Anyone who is interested in learning more about holy relics and the ridiculous claims surrounding them should read the following books which I highly recommend on the matter.

You can find these titles and more at also you may be given some other recommendations on the subject matter. 

Note: All biblical citations are taken from the New International Version of the scriptures.


  1. "Who are they trying to convince?"

    Themselves, for the mostpart. Christians, like members of many other religious sects live in constant fear that there's no afterlife. They don't want to acknowledge that there's a chance that they may have wasted their entire lives living in fear and worshipping a purely imaginary sky fairy and/or his alleged son.

    1. I agree paul, as a theist I was always more afraid of going to hell. I was obsessed with trying to live up to the standards of Christ. Since I left the church I live my life day by day and enjoy it to the fullest. I take the good with the bad and I no longer have irrational fears based on myths and superstitions.

    2. I never feel afraid of going to hell. Although actually you have just made me think about it! I have always had the opinion that hell is seperation from God.

      I never try to live up to the standards of Jesus, its a hopeless task as far as I am concerned. However, I do feel good with my faith and I think I enjoy my life as much as the next person. My general fears stem from the amount of mad people in the world, like terrorists. I really don't feel that I have irrational fears and I guess that is why we are on different sides of the coin.

  2. Because they realize deep down that it's an irrational belief, they naturally want evidence. If they have none, they try their best to convince themselves that they do have sufficient evidence to carry on. This usually includes circular logic.
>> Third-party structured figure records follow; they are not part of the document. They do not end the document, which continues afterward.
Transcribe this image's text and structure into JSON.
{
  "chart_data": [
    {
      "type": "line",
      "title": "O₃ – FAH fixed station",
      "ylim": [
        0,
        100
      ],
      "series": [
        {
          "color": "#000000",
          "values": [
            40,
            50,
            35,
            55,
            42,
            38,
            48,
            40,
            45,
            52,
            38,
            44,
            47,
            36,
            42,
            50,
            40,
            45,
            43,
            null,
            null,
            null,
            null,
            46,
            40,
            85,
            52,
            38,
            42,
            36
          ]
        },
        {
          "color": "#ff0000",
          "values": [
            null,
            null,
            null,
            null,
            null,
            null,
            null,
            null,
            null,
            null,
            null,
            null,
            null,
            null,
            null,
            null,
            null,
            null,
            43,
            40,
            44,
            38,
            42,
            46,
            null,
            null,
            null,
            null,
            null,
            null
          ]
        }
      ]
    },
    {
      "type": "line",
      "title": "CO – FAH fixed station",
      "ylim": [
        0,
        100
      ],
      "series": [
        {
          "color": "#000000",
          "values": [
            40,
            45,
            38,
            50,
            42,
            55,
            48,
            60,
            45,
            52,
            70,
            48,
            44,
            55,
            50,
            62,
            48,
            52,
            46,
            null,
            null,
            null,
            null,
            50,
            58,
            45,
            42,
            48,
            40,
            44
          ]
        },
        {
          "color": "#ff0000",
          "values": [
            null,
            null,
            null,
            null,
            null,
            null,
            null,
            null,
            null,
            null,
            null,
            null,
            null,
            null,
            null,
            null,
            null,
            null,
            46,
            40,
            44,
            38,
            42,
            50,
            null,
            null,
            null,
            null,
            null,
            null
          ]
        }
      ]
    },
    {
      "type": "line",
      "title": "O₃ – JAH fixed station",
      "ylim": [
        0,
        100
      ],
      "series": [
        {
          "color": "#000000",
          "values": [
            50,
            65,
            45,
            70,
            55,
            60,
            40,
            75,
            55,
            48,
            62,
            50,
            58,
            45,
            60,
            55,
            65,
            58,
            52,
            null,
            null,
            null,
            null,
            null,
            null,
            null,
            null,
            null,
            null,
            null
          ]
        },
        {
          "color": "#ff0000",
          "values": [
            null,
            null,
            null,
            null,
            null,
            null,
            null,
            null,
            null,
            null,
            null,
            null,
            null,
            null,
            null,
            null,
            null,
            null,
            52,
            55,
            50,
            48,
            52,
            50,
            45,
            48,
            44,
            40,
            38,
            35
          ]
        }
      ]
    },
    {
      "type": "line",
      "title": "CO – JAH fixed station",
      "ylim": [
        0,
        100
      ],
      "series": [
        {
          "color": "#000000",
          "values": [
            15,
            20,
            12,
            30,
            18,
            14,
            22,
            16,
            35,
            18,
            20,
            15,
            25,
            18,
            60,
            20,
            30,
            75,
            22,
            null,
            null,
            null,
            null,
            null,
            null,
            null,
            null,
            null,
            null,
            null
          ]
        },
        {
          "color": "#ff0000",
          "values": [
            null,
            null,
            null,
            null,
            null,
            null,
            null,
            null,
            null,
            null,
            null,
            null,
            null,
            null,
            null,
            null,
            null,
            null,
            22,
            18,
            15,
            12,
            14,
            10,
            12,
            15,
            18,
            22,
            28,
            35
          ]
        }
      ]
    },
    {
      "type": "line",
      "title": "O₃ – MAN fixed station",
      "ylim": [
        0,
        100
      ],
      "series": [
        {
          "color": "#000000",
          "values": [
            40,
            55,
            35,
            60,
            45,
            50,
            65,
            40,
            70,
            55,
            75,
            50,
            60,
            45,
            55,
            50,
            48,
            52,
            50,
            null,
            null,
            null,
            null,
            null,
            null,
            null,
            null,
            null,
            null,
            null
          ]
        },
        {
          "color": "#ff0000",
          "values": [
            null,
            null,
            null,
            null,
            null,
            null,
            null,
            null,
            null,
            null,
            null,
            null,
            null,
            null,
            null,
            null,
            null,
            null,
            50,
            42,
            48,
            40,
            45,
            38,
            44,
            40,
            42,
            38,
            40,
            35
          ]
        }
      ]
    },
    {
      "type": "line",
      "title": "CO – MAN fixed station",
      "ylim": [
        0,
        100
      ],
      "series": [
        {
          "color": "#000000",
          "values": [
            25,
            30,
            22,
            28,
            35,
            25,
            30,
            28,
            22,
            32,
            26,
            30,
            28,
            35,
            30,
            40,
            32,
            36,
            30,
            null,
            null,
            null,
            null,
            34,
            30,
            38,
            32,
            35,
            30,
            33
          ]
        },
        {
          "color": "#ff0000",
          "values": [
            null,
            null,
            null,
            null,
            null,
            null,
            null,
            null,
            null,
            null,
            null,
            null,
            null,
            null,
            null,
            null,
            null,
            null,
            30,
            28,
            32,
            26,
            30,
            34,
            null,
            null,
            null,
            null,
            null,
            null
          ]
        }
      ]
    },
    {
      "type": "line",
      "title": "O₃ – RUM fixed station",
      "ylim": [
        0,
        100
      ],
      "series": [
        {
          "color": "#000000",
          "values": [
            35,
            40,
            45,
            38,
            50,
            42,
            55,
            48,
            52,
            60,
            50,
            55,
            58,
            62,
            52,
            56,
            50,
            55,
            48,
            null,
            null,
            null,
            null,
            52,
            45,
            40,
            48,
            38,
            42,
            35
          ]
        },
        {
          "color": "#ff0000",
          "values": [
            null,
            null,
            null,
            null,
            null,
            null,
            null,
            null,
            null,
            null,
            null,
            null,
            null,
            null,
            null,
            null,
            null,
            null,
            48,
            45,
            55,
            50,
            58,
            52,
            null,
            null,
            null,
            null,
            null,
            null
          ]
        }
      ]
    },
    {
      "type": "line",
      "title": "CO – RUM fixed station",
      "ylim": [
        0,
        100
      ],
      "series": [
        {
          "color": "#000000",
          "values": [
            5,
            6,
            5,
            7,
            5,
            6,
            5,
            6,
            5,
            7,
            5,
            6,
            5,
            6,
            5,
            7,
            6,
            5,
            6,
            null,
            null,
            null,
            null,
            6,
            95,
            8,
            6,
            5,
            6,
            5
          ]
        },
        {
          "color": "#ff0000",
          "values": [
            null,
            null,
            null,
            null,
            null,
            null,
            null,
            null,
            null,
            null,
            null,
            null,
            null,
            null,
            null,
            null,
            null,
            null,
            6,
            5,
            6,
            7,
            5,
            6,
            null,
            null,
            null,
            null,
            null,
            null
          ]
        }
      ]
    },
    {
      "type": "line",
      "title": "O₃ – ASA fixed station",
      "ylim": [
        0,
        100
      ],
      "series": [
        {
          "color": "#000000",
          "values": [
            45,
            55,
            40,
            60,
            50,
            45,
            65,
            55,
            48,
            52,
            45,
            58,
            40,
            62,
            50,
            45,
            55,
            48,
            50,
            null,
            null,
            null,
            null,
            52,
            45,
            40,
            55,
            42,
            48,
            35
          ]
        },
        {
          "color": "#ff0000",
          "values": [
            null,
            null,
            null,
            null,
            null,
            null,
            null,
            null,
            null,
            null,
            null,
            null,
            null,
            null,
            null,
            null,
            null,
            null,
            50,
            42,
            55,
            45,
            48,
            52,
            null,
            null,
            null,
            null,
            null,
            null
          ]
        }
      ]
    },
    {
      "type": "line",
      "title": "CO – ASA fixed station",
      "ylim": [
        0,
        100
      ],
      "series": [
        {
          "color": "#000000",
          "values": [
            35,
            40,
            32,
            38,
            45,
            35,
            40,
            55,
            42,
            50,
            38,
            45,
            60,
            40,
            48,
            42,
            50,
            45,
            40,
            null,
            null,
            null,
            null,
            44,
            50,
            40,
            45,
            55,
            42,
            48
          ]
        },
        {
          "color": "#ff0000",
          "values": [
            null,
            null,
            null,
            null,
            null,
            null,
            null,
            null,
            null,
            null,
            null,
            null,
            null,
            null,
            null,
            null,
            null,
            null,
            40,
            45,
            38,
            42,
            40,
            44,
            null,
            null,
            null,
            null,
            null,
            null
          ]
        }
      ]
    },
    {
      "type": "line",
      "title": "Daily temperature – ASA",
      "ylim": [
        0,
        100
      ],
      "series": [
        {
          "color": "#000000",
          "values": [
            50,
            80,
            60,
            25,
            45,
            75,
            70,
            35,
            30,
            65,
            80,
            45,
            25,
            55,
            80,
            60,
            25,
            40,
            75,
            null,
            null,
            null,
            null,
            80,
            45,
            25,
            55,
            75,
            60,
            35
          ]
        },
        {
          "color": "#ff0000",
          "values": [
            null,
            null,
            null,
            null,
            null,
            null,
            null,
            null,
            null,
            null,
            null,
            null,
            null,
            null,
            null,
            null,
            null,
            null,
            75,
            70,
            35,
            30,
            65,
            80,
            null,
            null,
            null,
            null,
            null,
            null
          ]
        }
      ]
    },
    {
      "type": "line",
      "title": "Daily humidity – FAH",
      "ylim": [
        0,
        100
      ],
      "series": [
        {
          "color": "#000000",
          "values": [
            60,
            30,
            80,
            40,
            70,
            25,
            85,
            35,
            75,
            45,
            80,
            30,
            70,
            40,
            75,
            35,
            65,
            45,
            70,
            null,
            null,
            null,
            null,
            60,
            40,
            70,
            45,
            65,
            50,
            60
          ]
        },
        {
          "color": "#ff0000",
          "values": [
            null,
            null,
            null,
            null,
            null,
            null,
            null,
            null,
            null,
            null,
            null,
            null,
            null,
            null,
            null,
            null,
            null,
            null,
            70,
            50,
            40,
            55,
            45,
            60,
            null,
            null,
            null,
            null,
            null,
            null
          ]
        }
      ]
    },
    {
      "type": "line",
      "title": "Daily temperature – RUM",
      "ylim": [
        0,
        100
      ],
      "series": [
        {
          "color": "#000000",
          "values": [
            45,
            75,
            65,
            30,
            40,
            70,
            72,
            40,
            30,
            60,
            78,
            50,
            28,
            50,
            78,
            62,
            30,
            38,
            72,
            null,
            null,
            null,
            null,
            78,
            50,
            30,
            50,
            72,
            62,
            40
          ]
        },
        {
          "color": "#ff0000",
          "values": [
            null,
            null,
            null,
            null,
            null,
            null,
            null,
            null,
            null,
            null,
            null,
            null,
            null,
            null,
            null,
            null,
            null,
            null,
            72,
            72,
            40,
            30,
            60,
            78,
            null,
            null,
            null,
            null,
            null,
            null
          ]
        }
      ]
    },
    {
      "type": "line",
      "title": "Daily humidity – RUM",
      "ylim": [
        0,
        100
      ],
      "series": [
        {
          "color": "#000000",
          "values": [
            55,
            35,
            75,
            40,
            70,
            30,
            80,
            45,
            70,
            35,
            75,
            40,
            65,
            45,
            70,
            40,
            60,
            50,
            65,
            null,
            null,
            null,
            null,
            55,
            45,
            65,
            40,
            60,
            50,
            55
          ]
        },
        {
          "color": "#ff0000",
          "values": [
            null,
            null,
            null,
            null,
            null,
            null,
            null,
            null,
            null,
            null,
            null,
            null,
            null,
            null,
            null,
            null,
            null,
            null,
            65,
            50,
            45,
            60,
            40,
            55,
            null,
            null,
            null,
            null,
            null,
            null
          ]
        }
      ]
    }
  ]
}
    Recently, there was a theologian who was making the case that we shouldn't ignore Zeus because so many people back in the day believed in him. It's just one example of circular, logical fallacies at work.

    1. Agreed, circular reasoning is a big part of apologetics. But as you stated they are trying to convince themselves. We don't need convincing because we have not yet come across credible evidence for their beliefs.

  3. And without faith it is impossible to please God, because anyone who comes to him must believe that he exists and that he rewards those who earnestly seek him. Hebrews 11:6

    Is this not a conundrum, you should have faith yet you should also earnestly seek god. Its as if either way is good, but then Jesus went and messed it all up. Maybe Jesus was smarter than we give him credit for... well if he was actually a person that is.

  4. Evidence for one's faith takes away the faith and without faith they can't get into heaven. They shouldn't want evidence, but to be fair, the "evidence" you referenced is so still requires plenty of faith.

    1. I'm quite sure that the "faith" requirement was imposed by the early political priesthood precisely to overcome the obvious lack of evidence.